Kelly Cutting, the lawyer representing the CBSA, states that Nicola was born in Saudi Arabia, where his father now works – but without a credible birth certificate, and in the general documentary void of this whole situation, you're left wondering.

And then Cutting says that because their children were born in Saudi Arabia, and because the father is a mechanical engineer, Nicola's parents should be "sophisticated" enough to know their son's date of birth, which Nicola says they do not.

But when you ask someone who's Sudanese, such as Rev. Nicholas Mauro-Ika of St. Alphonsus Church in downtown Windsor, what it means to be an "engineer" in South Sudan is "nothing at all."

"In some cases, in Africa an engineer can be anybody else. If you work in petroleum field, or you work in any factory, and you happen to be promoted to be a supervisor, in a literate world they will call you anything – a doctor, an engineer, anything."

So maybe his parents weren't so sophisticated. Certainly Nicola depicts the process of determining his age back home as little more than opportunistic guesswork based on getting enrolled in different schools.

Finally, he says, a doctor assigned him a birth date, a common practice in South Sudan. Cutting, the government lawyer, says that Nicola admitted to her that he was older than 17.

But that doesn't mean 1986 is his real birth date either: when he last used it, in 2007, it would have made him 21. That's the age of an American university junior, which would have been convenient for someone looking to play collegiate hoops and maybe go pro before too long.

'I am not a liar'

Out of this jumble of information, the government has assembled a picture of Nicola as a compulsive liar with no regard for the law and the suggestion of a gnawing, maybe corrupting hoop dream.

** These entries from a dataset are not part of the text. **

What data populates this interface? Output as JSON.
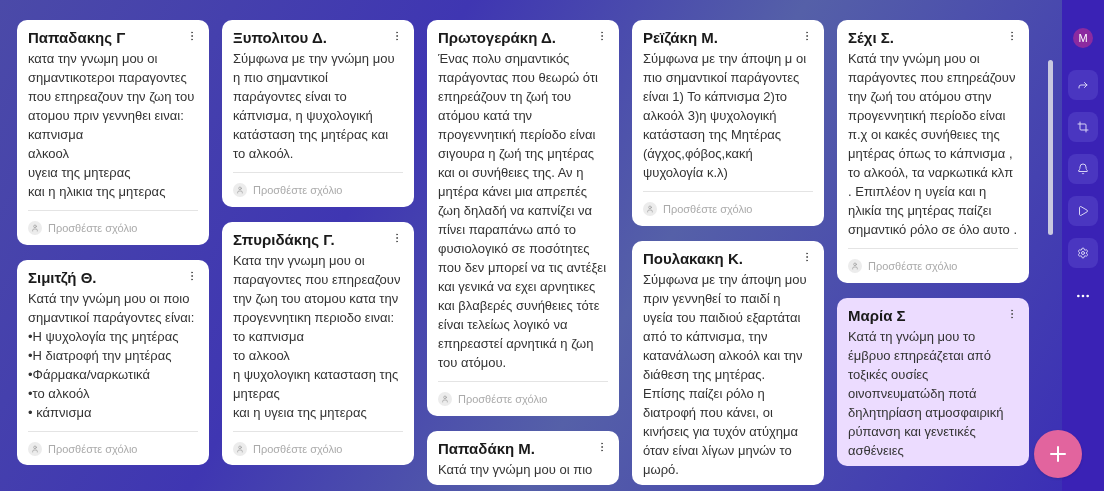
{
  "columns": [
    [
      {
        "title": "Παπαδακης Γ",
        "body": "κατα την γνωμη μου οι σημαντικοτεροι παραγοντες που επηρεαζουν την ζωη του ατομου πριν γεννηθει ειναι:\nκαπνισμα\nαλκοολ\nυγεια της μητερας\nκαι η ηλικια της μητερας",
        "comment_placeholder": "Προσθέστε σχόλιο",
        "color": "#ffffff"
      },
      {
        "title": "Σιμιτζή Θ.",
        "body": "Κατά την γνώμη μου οι ποιο σημαντικοί παράγοντες είναι:\n•Η ψυχολογία της μητέρας\n•Η διατροφή την μητέρας\n•Φάρμακα/ναρκωτικά\n•το αλκοόλ\n• κάπνισμα",
        "comment_placeholder": "Προσθέστε σχόλιο",
        "color": "#ffffff"
      }
    ],
    [
      {
        "title": "Ξυπολιτου Δ.",
        "body": "Σύμφωνα με την γνώμη μου η πιο σημαντικοί\nπαράγοντες είναι το κάπνισμα, η ψυχολογική κατάσταση της μητέρας και το αλκοόλ.",
        "comment_placeholder": "Προσθέστε σχόλιο",
        "color": "#ffffff"
      },
      {
        "title": "Σπυριδάκης Γ.",
        "body": "Κατα την γνωμη μου οι παραγοντες που επηρεαζουν την ζωη του ατομου κατα την προγεννητικη περιοδο ειναι:\nτο καπνισμα\nτο αλκοολ\nη ψυχολογικη κατασταση της μητερας\n και η υγεια της μητερας\n ",
        "comment_placeholder": "Προσθέστε σχόλιο",
        "color": "#ffffff"
      }
    ],
    [
      {
        "title": "Πρωτογεράκη Δ.",
        "body": "Ένας πολυ σημαντικός παράγοντας που θεωρώ ότι επηρεάζουν τη ζωή του ατόμου κατά την προγεννητική περίοδο είναι σιγουρα η ζωή της μητέρας και οι συνήθειες της. Αν η μητέρα κάνει μια απρεπές ζωη δηλαδή να καπνίζει να πίνει παραπάνω από το φυσιολογικό σε ποσότητες που δεν μπορεί να τις αντέξει και γενικά να εχει αρνητικες και βλαβερές συνήθειες τότε είναι τελείως λογικό να επηρεαστεί αρνητικά η ζωη του ατόμου.",
        "comment_placeholder": "Προσθέστε σχόλιο",
        "color": "#ffffff"
      },
      {
        "title": "Παπαδάκη Μ.",
        "body": "Κατά την γνώμη μου οι πιο",
        "color": "#ffffff"
      }
    ],
    [
      {
        "title": "Ρεϊζάκη Μ.",
        "body": "Σύμφωνα με την άποψη μ οι πιο σημαντικοί παράγοντες είναι 1) Το κάπνισμα 2)το αλκοόλ 3)η ψυχολογική κατάσταση της Μητέρας (άγχος,φόβος,κακή ψυχολογία κ.λ)",
        "comment_placeholder": "Προσθέστε σχόλιο",
        "color": "#ffffff"
      },
      {
        "title": "Πουλακακη Κ.",
        "body": "Σύμφωνα με την άποψη μου πριν γεννηθεί το παιδί η υγεία του παιδιού εξαρτάται από το κάπνισμα, την κατανάλωση αλκοόλ και την διάθεση της μητέρας.\nΕπίσης παίζει ρόλο η διατροφή που κάνει, οι κινήσεις για τυχόν ατύχημα όταν είναι λίγων μηνών το μωρό.",
        "color": "#ffffff"
      }
    ],
    [
      {
        "title": "Σέχι Σ.",
        "body": "Κατά την γνώμη μου οι παράγοντες που επηρεάζουν την ζωή του ατόμου στην προγεννητική περίοδο είναι π.χ οι κακές συνήθειες της μητέρας όπως το κάπνισμα , το αλκοόλ, τα ναρκωτικά κλπ . Επιπλέον η υγεία και η ηλικία της μητέρας παίζει σημαντικό ρόλο σε όλο αυτο .",
        "comment_placeholder": "Προσθέστε σχόλιο",
        "color": "#ffffff"
      },
      {
        "title": "Μαρία Σ",
        "body": "Κατά τη γνώμη μου το έμβρυο επηρεάζεται από τοξικές ουσίες οινοπνευματώδη ποτά δηλητηρίαση ατμοσφαιρική ρύπανση και γενετικές ασθένειες",
        "color": "#ecdcff"
      }
    ]
  ],
  "sidebar": {
    "avatar_letter": "M"
  }
}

This part seems to bother Nicola more than anything else that comes up during the hearing. "To be honest Miss, I am not a liar person, I am religious, I pray to God," he said.

Not a liar. A good guy, by all accounts – despite the kaleidoscopic array of perceptions he has generated, people agree on this. Soft-spoken, generous, kind.

But the question then becomes, what else is he? Not just a good guy, surely. There's more there – more texture to his motivations. And here the consensus gets scuppered.

Some treat him like a fearless refugee who has taken his fate in his hands; others like a victim of the African basketball industrial complex. Some still, like Mauro-Ika, who met Nicola in church a couple of times, describe him both ways in the course of a single conversation.

What's next for him is also still radically uncertain. His admissibility hearing is scheduled for May 11 – it will determine whether he broke Canada's immigration laws. But even then, the government's options for what to do with him become obscure.

Deportation isn't an option: In November, 2014, Canada put South Sudan on a list of countries that migrants can't be returned to. Nicola's lawyer, Frank Miller, says that migrants in cases such as this often end up living in Canada for years, suspended in legal limbo.

For now, Miller and members of the South Sudanese community in Windsor are working on securing the $5,000 bond that would get Nicola temporarily released.

Then Nicola may be faced with the decision of whether to stay. It's not even clear that he wants to. "So please if you let me – send me back home," he told the hearing on April 19. "It would be much more better for me and for my family and for my mental health."

It's an odd thing to hear from someone who has seemed to want a North American life so badly. But then, guessing at what Jonathan Nicola wants, or who he is, hasn't got anyone very far.

It's probably telling that Mauro-Ika – Nicola's priest and his countryman – takes the most deferential view of what his young parishioner might be looking for, and seems to arrive at the wisest conclusion of anyone who has puzzled over his case, so full of deceptions and misconstruals, both blatant and not-so-blatant.

"I don't know if he wants to stay – we want to know that from him," he says. "We want to know that from him."